The humble tomato is about to get a makeover. Plant physiologists in Brazil and Ireland are researching how to use the gene-editing tool CRISPR-Cas9 to create the world’s first spicy tomato.
In a paper published in the journal Trends in Plant Science, researchers propose activating capsaicinoid-producing genes in tomatoes. Capsaicinoids are what give peppers their heat, and genetic mapping has revealed these genes’ presence in tomatoes. The proposed process of genome editing would produce a fruit with the same qualities as a chili pepper, but one that’s easy to grow and has a yield capacity 30 times higher than the chili.
So instead of producing a marvelous new tomato, the researchers’ aim is better chilies.
“The proof of concept here is that we can transfer the unique thing endemic to a less-produced plant into another plant that is more widely produced,” says Lázaro E.P. Peres, Professor of Plant Physiology at the University of São Paulo, who is a co-author of the paper.
According to the paper, the tomato is a model species “that is highly amenable to biotechnological manipulation.” On the other hand, chili peppers are notorious for needing specific growing conditions and producing crops with inconsistent levels of heat and pungency. A typical yield of hot peppers is three tonnes per hectare, over four to five months of farming. But the tomato can yield as much as 110 tonnes per hectare within 120 days.
The specific climates required to produce certain plants and spices once sent Europeans sailing across the world in search of flavor. “If they had this kind of technology in the 16th century, colonization may not have been necessary,” laughs Peres.

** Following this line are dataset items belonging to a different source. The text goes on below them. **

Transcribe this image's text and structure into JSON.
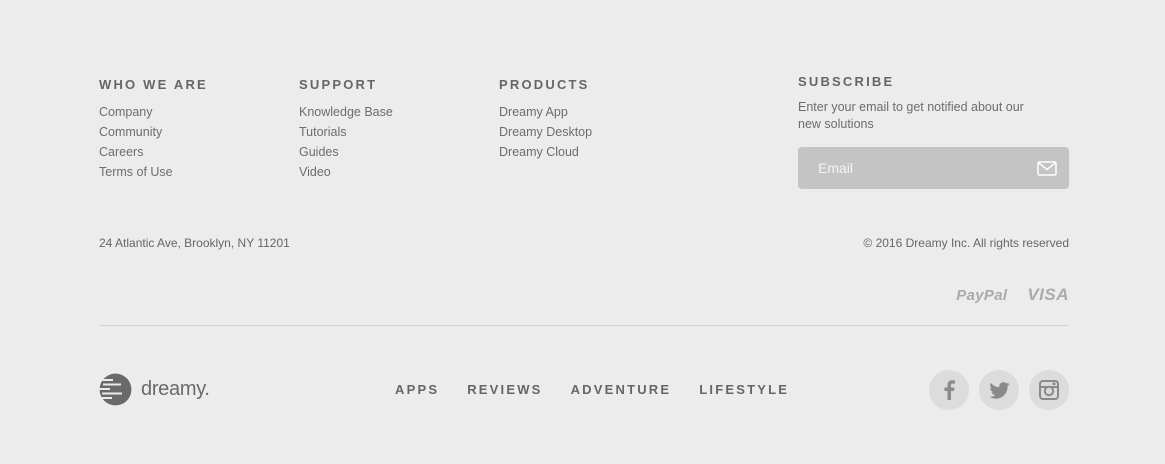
{
  "columns": [
    {
      "heading": "WHO WE ARE",
      "links": [
        "Company",
        "Community",
        "Careers",
        "Terms of Use"
      ]
    },
    {
      "heading": "SUPPORT",
      "links": [
        "Knowledge Base",
        "Tutorials",
        "Guides",
        "Video"
      ]
    },
    {
      "heading": "PRODUCTS",
      "links": [
        "Dreamy App",
        "Dreamy Desktop",
        "Dreamy Cloud"
      ]
    }
  ],
  "subscribe": {
    "heading": "SUBSCRIBE",
    "description": "Enter your email to get notified about our new solutions",
    "email_placeholder": "Email",
    "email_value": ""
  },
  "address": "24 Atlantic Ave, Brooklyn, NY 11201",
  "copyright": "© 2016 Dreamy Inc. All rights reserved",
  "payments": {
    "paypal": "PayPal",
    "visa": "VISA"
  },
  "brand": {
    "name": "dreamy."
  },
  "nav": [
    "APPS",
    "REVIEWS",
    "ADVENTURE",
    "LIFESTYLE"
  ],
  "social_icons": [
    "facebook-icon",
    "twitter-icon",
    "instagram-icon"
  ],
  "colors": {
    "background": "#ececec",
    "input_background": "#c4c4c4",
    "social_circle": "#dcdcdc",
    "text": "#666666",
    "icon": "#8a8a8a"
  }
}
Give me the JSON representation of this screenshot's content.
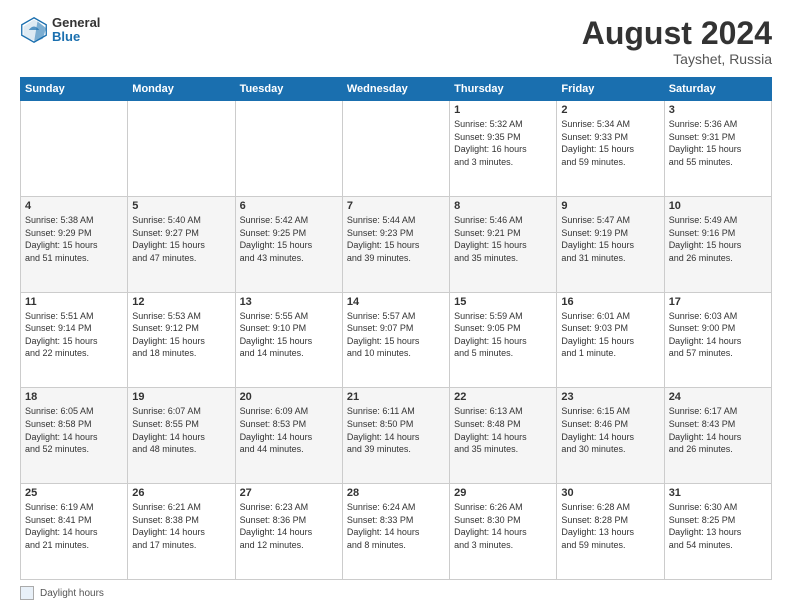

Seeds for a spicy tomato could make growing a spicy fruit feasible for innumerable more farmers and gardeners around the world.
The scientists have not yet begun implementing their research into an actual red hot chili tomato, but Peres is enthusiastic about the possibility. “The genes in pepper used to make capsaicin exist in the tomato, but … we have to activate them, which is quite exciting,” he says, explaining that this would be a novel use of CRISPR-Cas9. According to their paper, most genetic crop modification has sought to inactivate existing genomes rather than activate them, since the latter process is more technically challenging. The first iteration of the researchers’ work has already yielded a tomato that begins to resemble the chili pepper in appearance. If the researchers are successful in this further iteration, a spicy tomato sauce may be in our immediate future.